Modèle d'apprentissage profond entraîné sur de vastes corpus de texte pour prédire et générer du langage.
Un grand modèle de langage est un modèle d'apprentissage profond entraîné sur d'immenses corpus de texte afin de prédire le mot, ou plus exactement le token, le plus probable compte tenu du contexte qui précède. De cette tâche apparemment simple émergent des capacités complexes de rédaction, de traduction, de résumé, de raisonnement apparent et de génération de code. Les LLM reposent généralement sur l'architecture dite transformeur, qui leur permet de pondérer l'importance relative des différents éléments d'un texte. Leur fonctionnement est fondamentalement probabiliste, ils ne consultent pas une base de connaissances mais produisent statistiquement des séquences plausibles, ce qui explique à la fois leur fluidité et leur propension à l'erreur assurée, ou hallucination. Pour l'assurance et la gestion des risques, le LLM est le moteur cognitif des systèmes d'IA générative et agentique, et donc la source de risques nouveaux, opacité du raisonnement, comportements imprévisibles aux grandes échelles, et vulnérabilité aux manipulations sémantiques.

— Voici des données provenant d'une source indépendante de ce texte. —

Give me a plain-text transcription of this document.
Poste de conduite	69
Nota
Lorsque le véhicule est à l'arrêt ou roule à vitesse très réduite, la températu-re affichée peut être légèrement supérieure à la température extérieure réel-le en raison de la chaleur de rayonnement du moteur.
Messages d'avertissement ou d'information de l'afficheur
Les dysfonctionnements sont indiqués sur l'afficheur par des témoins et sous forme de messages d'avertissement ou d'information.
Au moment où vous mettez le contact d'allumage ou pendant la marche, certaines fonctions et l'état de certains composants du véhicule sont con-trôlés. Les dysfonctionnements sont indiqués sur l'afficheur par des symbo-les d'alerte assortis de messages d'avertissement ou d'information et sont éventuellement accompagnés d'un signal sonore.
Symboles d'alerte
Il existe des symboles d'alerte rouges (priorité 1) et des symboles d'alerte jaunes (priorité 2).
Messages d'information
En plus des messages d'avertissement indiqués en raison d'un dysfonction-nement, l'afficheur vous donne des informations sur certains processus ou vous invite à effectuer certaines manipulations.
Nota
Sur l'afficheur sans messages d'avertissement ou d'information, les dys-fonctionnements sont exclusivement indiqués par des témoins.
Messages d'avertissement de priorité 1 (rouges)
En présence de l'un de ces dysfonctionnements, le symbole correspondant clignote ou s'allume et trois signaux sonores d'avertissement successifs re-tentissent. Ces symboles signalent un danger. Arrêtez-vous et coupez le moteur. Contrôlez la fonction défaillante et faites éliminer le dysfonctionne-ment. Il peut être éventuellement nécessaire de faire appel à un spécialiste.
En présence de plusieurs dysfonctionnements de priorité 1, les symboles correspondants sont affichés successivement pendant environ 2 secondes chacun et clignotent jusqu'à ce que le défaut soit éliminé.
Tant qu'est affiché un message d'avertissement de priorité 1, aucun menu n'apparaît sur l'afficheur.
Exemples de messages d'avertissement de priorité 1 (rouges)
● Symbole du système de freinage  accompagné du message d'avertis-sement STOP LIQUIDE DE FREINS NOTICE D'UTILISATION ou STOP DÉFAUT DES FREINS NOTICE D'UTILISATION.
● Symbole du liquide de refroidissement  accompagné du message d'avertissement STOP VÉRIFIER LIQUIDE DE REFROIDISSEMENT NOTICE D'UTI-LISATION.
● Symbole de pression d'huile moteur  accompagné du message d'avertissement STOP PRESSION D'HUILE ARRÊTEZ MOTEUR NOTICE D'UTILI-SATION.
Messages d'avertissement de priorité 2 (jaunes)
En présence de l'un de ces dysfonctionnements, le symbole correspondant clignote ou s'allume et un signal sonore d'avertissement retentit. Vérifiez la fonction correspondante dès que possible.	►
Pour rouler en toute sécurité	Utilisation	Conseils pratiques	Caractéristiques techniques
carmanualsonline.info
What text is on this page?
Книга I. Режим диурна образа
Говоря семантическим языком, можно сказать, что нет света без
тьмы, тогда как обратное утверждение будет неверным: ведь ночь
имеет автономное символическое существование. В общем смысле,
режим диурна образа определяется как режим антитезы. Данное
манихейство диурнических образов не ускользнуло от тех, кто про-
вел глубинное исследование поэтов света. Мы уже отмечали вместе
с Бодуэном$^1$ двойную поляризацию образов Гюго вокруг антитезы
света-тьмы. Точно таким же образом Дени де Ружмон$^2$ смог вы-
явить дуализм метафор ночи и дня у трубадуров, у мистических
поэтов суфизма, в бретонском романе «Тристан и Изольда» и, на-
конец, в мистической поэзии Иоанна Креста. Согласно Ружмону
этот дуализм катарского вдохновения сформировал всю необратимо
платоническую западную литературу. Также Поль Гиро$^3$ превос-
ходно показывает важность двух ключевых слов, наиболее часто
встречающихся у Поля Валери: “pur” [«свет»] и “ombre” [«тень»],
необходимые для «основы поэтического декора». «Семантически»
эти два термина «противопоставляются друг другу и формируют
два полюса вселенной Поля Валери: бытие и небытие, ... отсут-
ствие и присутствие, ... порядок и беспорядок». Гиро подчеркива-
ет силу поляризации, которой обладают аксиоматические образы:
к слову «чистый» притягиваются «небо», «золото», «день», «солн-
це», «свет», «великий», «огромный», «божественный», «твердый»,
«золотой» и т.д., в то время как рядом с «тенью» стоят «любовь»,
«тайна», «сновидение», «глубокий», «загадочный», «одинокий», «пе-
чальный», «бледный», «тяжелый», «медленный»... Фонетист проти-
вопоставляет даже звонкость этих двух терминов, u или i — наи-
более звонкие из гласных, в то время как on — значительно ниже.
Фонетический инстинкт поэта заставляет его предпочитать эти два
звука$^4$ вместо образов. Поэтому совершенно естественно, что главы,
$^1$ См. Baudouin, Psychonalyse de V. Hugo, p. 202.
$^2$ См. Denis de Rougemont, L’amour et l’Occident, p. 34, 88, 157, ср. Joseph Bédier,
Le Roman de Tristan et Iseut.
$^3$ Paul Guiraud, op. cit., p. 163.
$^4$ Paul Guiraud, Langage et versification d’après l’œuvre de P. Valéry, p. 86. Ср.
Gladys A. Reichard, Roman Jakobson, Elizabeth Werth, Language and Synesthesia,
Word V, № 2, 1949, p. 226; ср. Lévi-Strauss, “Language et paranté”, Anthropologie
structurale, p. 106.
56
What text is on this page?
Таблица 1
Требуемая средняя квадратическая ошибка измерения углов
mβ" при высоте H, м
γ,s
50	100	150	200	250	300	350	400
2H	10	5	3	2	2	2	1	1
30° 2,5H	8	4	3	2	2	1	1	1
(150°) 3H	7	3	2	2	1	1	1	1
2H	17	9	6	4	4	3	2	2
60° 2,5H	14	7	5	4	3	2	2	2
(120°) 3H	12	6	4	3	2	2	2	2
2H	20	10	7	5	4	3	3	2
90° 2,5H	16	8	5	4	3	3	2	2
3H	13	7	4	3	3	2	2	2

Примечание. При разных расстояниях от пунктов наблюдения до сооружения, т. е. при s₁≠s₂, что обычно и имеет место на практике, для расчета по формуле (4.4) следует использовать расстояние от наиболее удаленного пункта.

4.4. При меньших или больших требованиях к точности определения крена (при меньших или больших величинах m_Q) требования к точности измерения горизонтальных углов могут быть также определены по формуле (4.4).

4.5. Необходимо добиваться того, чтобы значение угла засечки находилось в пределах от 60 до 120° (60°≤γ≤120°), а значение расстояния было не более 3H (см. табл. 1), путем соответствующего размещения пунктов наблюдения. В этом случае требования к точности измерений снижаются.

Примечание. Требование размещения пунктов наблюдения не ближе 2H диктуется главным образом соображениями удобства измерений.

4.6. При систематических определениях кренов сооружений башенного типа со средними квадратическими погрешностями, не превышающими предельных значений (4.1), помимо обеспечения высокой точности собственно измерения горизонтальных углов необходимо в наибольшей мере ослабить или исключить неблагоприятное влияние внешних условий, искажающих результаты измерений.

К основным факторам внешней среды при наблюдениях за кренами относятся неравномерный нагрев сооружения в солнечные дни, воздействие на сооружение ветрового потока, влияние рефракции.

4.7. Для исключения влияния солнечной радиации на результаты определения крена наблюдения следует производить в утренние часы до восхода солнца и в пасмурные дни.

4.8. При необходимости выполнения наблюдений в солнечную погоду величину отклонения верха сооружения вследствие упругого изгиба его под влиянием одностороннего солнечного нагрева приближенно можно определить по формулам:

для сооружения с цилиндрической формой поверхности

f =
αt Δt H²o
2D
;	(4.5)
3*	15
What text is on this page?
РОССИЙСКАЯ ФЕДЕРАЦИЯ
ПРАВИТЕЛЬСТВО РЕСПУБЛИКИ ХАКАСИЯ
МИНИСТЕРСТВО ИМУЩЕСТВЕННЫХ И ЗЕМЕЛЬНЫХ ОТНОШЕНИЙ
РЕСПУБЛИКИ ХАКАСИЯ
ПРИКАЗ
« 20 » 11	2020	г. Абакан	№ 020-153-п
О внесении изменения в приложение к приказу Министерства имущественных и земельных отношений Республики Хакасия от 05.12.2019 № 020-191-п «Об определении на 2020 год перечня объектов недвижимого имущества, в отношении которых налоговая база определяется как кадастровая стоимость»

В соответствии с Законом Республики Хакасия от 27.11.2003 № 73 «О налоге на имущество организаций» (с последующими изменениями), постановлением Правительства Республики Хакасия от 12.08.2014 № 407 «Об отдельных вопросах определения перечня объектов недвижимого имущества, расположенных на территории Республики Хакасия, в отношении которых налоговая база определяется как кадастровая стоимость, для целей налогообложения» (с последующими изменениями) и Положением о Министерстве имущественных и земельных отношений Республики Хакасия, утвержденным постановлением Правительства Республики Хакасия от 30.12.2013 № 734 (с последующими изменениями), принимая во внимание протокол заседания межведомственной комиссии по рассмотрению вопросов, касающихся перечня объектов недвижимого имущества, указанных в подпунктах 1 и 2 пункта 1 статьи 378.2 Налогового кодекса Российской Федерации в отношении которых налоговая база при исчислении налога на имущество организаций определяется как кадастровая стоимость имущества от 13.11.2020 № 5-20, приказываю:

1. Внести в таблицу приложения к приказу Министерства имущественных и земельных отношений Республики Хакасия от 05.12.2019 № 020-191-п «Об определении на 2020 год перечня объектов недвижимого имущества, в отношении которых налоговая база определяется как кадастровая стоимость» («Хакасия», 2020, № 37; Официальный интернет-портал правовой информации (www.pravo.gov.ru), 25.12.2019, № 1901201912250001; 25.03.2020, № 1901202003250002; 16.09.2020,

Une nuance importante doit être posée, le LLM n'est ni une base de données ni un raisonneur logique fiable, et confondre la fluidité de son expression avec une garantie d'exactitude est une erreur d'appréciation fréquente et lourde de conséquences dans les usages professionnels critiques.
Un cabinet utilise un grand modèle de langage pour pré-analyser des contrats d'assurance ; le modèle produit des synthèses fluides, mais introduit occasionnellement des clauses inexistantes, ce qui impose une relecture humaine systématique.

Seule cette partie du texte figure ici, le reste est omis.